Ten years ago, the gothic portmanteau “deadnaming” gave Bud an erection — now, he couldn’t give a shit about RSVPing to the newfangled orgies thrown by seductive arrivistes like bonesmashing and longhousing. Instead of rabbit-holing neologisms’ origins and meanings, he preferred to just make them up like a child sitting crisscross, lazily dreaming. He’d rather rot his brain with snuff reels — serotonin-jacking wait-for-it, watch-till-end CCTV medleys of baby-faced cops slaughtered at traffic stops or non-AI tigers gorily dragging safari tourists from open-air buses or crossing guard schoolkids launched airborne by drunk drivers like a spray of time-lapsed flowers blooming as they dissolved to Infinity.

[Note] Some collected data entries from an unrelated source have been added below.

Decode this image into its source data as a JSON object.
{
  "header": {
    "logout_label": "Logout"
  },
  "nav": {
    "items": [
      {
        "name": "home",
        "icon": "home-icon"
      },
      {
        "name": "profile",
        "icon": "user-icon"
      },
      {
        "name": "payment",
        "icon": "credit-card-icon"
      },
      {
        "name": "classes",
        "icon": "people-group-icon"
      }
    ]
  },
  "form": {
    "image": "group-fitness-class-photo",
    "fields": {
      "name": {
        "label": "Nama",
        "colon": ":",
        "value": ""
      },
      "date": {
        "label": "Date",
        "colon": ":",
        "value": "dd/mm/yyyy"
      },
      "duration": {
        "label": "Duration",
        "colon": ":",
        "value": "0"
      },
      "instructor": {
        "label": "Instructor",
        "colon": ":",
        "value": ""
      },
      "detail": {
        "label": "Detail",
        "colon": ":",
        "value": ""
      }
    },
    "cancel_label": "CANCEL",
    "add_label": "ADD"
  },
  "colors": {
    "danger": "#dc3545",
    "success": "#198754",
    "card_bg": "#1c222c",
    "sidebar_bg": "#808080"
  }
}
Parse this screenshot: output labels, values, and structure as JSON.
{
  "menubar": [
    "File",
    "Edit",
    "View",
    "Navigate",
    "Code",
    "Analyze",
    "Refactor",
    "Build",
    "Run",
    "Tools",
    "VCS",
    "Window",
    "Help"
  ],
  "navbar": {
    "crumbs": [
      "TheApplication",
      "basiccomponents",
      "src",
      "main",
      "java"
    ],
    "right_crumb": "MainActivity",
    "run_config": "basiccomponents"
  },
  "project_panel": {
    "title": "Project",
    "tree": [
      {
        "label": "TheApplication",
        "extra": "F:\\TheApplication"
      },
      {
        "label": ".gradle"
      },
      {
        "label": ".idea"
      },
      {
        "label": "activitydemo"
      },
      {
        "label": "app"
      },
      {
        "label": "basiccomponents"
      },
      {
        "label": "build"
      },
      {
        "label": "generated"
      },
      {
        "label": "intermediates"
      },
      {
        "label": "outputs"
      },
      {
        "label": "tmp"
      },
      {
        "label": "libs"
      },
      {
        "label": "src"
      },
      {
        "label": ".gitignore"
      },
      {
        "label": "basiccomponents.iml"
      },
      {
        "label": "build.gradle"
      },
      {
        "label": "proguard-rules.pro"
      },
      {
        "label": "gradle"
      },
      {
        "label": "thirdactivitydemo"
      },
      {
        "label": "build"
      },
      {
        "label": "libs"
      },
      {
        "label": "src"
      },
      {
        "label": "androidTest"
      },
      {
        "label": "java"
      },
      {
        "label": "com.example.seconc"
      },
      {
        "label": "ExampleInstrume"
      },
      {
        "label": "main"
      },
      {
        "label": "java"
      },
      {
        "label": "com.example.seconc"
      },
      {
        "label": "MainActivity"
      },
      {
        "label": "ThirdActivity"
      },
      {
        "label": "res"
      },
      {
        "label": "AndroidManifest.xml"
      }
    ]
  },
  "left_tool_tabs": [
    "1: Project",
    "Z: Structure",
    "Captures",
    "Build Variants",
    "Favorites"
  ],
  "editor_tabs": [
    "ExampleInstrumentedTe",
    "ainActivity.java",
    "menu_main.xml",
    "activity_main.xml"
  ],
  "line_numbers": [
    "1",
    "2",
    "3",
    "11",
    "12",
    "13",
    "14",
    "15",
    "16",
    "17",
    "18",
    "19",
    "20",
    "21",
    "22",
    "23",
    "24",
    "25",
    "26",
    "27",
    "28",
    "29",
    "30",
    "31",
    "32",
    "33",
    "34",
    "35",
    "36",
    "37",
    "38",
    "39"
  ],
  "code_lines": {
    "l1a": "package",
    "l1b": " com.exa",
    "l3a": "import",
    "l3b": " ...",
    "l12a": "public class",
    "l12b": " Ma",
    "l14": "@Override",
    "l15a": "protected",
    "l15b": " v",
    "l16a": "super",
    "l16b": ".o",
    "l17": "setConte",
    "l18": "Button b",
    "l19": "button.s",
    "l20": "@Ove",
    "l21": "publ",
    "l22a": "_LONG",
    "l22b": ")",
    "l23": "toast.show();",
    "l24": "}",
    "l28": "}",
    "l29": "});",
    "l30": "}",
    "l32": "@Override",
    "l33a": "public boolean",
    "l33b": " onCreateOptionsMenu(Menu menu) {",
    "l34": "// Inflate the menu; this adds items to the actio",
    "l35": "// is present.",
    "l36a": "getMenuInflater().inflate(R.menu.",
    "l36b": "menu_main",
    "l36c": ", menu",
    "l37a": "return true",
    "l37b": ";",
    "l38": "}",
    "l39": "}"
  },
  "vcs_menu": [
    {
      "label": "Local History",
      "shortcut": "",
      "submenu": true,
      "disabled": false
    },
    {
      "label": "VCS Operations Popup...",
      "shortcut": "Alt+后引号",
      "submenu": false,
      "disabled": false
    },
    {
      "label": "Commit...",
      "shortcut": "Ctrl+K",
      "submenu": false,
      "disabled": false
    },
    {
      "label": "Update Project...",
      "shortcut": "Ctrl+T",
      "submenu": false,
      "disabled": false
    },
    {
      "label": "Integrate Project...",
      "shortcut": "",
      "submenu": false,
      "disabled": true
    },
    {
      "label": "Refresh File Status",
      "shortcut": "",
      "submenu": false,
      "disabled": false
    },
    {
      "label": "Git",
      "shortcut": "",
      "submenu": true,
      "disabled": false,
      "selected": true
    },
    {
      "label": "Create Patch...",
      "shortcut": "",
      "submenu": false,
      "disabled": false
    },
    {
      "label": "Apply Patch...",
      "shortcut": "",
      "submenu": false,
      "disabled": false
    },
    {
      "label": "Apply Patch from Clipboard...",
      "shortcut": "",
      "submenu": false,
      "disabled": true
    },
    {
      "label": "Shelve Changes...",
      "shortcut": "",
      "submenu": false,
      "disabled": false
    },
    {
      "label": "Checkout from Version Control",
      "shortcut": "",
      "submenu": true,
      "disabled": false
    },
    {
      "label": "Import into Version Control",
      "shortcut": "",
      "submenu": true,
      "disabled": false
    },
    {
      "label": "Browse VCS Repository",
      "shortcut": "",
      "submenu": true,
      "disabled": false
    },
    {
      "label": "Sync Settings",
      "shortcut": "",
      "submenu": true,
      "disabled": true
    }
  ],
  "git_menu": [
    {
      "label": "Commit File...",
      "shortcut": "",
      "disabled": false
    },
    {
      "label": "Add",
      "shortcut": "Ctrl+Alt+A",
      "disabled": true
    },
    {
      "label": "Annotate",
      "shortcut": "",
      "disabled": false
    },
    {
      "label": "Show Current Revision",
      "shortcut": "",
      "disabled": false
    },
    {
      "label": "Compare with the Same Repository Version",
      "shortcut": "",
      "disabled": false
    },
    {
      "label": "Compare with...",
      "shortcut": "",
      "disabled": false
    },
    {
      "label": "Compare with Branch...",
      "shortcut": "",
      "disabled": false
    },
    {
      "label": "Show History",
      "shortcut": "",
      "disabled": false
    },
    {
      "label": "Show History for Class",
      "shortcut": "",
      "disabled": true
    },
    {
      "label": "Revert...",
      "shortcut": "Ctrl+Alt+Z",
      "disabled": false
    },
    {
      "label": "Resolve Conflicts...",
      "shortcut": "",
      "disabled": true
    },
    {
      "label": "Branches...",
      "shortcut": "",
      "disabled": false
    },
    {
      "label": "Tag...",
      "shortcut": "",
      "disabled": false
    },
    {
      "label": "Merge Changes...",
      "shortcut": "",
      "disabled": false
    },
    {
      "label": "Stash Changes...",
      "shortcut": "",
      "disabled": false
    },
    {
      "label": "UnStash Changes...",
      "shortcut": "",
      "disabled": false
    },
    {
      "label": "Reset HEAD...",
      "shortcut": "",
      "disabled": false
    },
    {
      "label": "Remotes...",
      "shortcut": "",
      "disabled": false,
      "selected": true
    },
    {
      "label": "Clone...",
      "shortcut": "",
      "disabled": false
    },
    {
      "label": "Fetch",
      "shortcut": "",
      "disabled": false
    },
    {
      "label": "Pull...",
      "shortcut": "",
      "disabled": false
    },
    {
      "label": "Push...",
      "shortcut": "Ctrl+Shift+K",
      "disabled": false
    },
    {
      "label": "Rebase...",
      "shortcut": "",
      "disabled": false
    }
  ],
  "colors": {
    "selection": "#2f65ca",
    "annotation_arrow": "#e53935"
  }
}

As he drifted to sleep, Bud riffed on the Times piece.
“Saunders’ clothing, befouled by an errant skinny-jab, was bought by a consortium members Peter Thiel, Bono, and Noam Chomsky for an amount a university docent affirmed was ‘more than what was paid for the Kerouac scroll.’ The workaday outfit, freezer-stored to neutralize bacteria, is now on display at the college’s Shaffer Art Building. When told that the exhibit has become a kind of companion piece to Rothko’s Chapel, the dry-witted Saunders parried, ‘The Shroud of Turin it is not.’ To the startled delight of his publisher, the show has become a runaway bestseller . . .’”
In the morning, Bud valiantly tried another The Sound and the Fury break-in. He’d been picking the lock for ten weeks.
Faulkner was getting a lot of action from large and small presses because some of the author’s titles had recently entered the public domain. A Russian artist was publishing an illustrated version of Fury and asked Bud to write the introduction — an invitation he thought was likely due to the fact that in bygone days, a devoutly Catholic, alcoholic professor (and drinking companion of his father) boldly nominated Junior for a PEN/Faulkner Award, months before dying himself. A plenary indulgence, Bud joked at the time.
The novelist humblebragged to an old college chum about the offer, feigning that his mind wasn’t yet made up. The eccentric former roommate, comfortably adrift after retiring as a production manager at Scribner’s, said, “Well, why not? It’s kind of dignified . . . and keeps your name out there. God knows, we need our names out there!”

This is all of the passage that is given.